Der Gesetzgeber in Deutschland hat diese Möglichkeit umgesetzt und eine entsprechende Vorschrift im Allgemeinen Gleichbehandlungs-Gesetz (AGG) geschaffen. So können derzeit Frauen in Deutschland ihr Auto günstiger versichern als Männer, da ihr Unfallrisiko geringer ausfällt. Deutlich niedrigere Prämien zahlen wegen der geringeren Sterberisiken auch Frauen, die zu Gunsten von Partner oder Kinder eine Todesfallversicherung abgeschlossen haben.

Allgemeines Gleichbehandlungs-Gesetz
Umgangssprachlich wird das „AGG", das allgemeine Gleichbehandlungs-Gesetz, auch als Antidiskriminierungs-Gesetz bezeichnet. Es handelt sich um eine deutsches Bundesgesetz, das ungerechtfertigte Benachteiligungen aus Gründen der "Rasse", der ethnischen Herkunft, des Geschlechts, der Religion, der Weltanschauung, einer Bedingung des Alters oder der sexuellen Identität verhindern und beseitigen soll. Zur Verwirklichung dieses Ziels erhalten die durch das Gesetz geschützten Personen Rechtsansprüche gegen Arbeitgeber und Private, wenn diese ihnen gegenüber gegen die gesetzlichen Diskriminierungsverbote verstoßen.

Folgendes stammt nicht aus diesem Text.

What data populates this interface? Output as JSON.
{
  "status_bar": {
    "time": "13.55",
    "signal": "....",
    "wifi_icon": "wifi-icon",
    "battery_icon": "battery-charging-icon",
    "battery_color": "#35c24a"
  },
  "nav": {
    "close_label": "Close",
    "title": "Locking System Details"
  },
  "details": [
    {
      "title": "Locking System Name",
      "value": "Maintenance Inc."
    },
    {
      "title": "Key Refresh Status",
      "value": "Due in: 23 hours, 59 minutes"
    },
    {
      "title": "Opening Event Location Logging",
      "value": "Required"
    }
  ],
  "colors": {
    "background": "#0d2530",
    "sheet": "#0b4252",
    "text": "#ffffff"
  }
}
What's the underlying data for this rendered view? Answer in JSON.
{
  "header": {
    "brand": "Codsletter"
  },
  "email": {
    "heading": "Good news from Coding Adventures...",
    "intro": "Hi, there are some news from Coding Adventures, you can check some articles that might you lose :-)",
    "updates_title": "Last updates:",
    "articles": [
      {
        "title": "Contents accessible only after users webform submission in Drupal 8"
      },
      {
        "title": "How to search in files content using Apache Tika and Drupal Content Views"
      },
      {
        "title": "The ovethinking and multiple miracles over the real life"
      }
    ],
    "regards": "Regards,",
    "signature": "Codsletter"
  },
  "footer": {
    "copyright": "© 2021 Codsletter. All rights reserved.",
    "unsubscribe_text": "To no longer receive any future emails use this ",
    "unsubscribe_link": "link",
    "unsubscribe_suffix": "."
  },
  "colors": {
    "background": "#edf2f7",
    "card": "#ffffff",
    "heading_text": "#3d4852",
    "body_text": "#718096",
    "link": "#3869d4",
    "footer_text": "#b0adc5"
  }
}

Umgekehrt wird die kürzere Lebenserwartung von Männern und damit ihre durchschnittlich kürzere Rentenbezugszeit bei Rentenversicherungen dadurch ausgeglichen, dass bei gleicher Prämie eine höhere monatliche Rente gewährt wird. Versicherungstarife werden so kalkuliert, dass die jeweils unterschiedlichen Risiken durch Prämienunterschiede kompensiert werden. Mit der EuGH-Entscheidung werde nun ein zentrales Prinzip der privaten Versicherungswirtschaft, nämlich das Prinzip der Äquivalenz von Beitrag und Leistung, in Frage gestellt.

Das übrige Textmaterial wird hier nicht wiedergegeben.